The major clans which inhabit Jammaame district includes Biimaal, Sheeqaal, Mashuunguli (Jareerweyne - along both sides of River Juba), other types of Dir Surre (because Biimaal clan considers itself as a Dir clan). There are also some people belonging to Tunni, Ogaadeen (in Dhesheeg Waamo area), and Gaal Jecel on the northwest side of the district. The Riibi clan [Ajuuraan] is a society that works in hunting and wild fruit gathering. For more than a century, Jammaamans practised equal opportunities, inclusion and hospitality to the Koyto people (new arrivals), people from different parts of Somalia attracted by the agricultural wealth of the town. Examples of the Koyto people consisted of Majeerteen, Awrtable, Habar Gidir, and various Hawiyye tribes (Hiraab) that settled and inhabited Jammaame and its surrounding for more than a century.
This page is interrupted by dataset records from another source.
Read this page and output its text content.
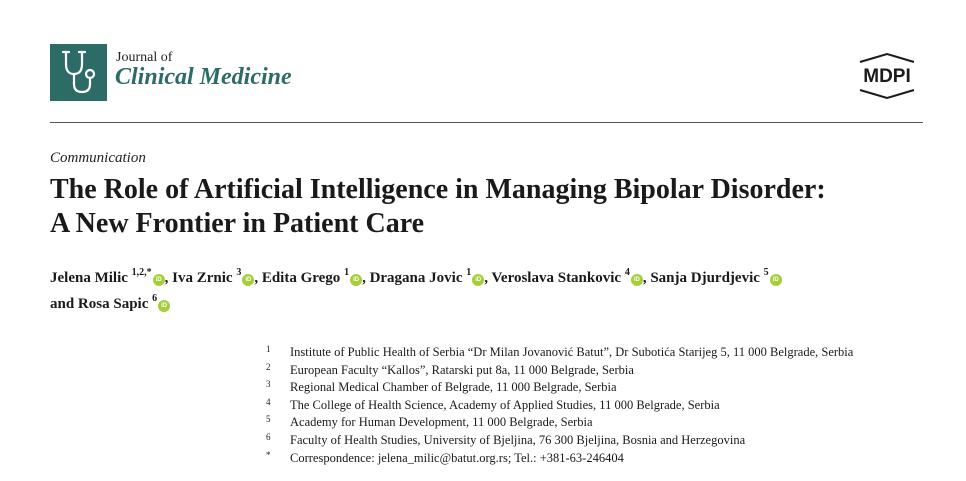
Journal of
Clinical Medicine	MDPI
Communication
The Role of Artificial Intelligence in Managing Bipolar Disorder:
A New Frontier in Patient Care
Jelena Milic $^{1,2,*}$iD , Iva Zrnic $^3$iD , Edita Grego $^1$iD , Dragana Jovic $^1$iD , Veroslava Stankovic $^4$iD , Sanja Djurdjevic $^5$iD
and Rosa Sapic $^6$iD
1	Institute of Public Health of Serbia “Dr Milan Jovanović Batut”, Dr Subotića Starijeg 5, 11 000 Belgrade, Serbia
2	European Faculty “Kallos”, Ratarski put 8a, 11 000 Belgrade, Serbia
3	Regional Medical Chamber of Belgrade, 11 000 Belgrade, Serbia
4	The College of Health Science, Academy of Applied Studies, 11 000 Belgrade, Serbia
5	Academy for Human Development, 11 000 Belgrade, Serbia
6	Faculty of Health Studies, University of Bjeljina, 76 300 Bjeljina, Bosnia and Herzegovina
*	Correspondence: jelena_milic@batut.org.rs; Tel.: +381-63-246404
The new arrivals from provinces north of Mogadishu were called Galti. Those who lived for more than a generation were considered not to be Galtis.
In addition to agriculture, Jammaame had some factories: two ginneries, separating cotton from its seeds. One of the ginnery was at Societa Roman at Buulo Eeji, and the other one was at Siisi. The third factory was the packing factory at Araare, before the road from Jammaame to Kismaayo crosses River Juba at Araare Bridge. Juba Sugar Factory (in Jilib District), was nearer to Jammaame than Jilib, gave Jammaamans lots of employment opportunity.
The last day I was in Jammaame was in 1983, when I went there to fetch my ailing father for hospitalization in Mogadishu. My father was buried in Kamsuuma, in Jammaame District. It is long time ago since I lived and grew up in this district, and what I keep today is only memories and reflections from the past. These reflections from the past are becoming more vivid day after day due to nostalgia.
I wonder how Jammaame is at present, and whether some of my old friends from the Dugsi Time live there. I wonder whether my friends Ibrahim Gurey, Darbaweyne, Mohamed Ali Muumin and many others still live there! I know that many of classmates and friends currently reside in North America, Europe and the Middle East.
From a Jammaaman who keeps Jammaame in his heart and lives and strengthened by its memory and who is looking forward to the days of going back to the roots!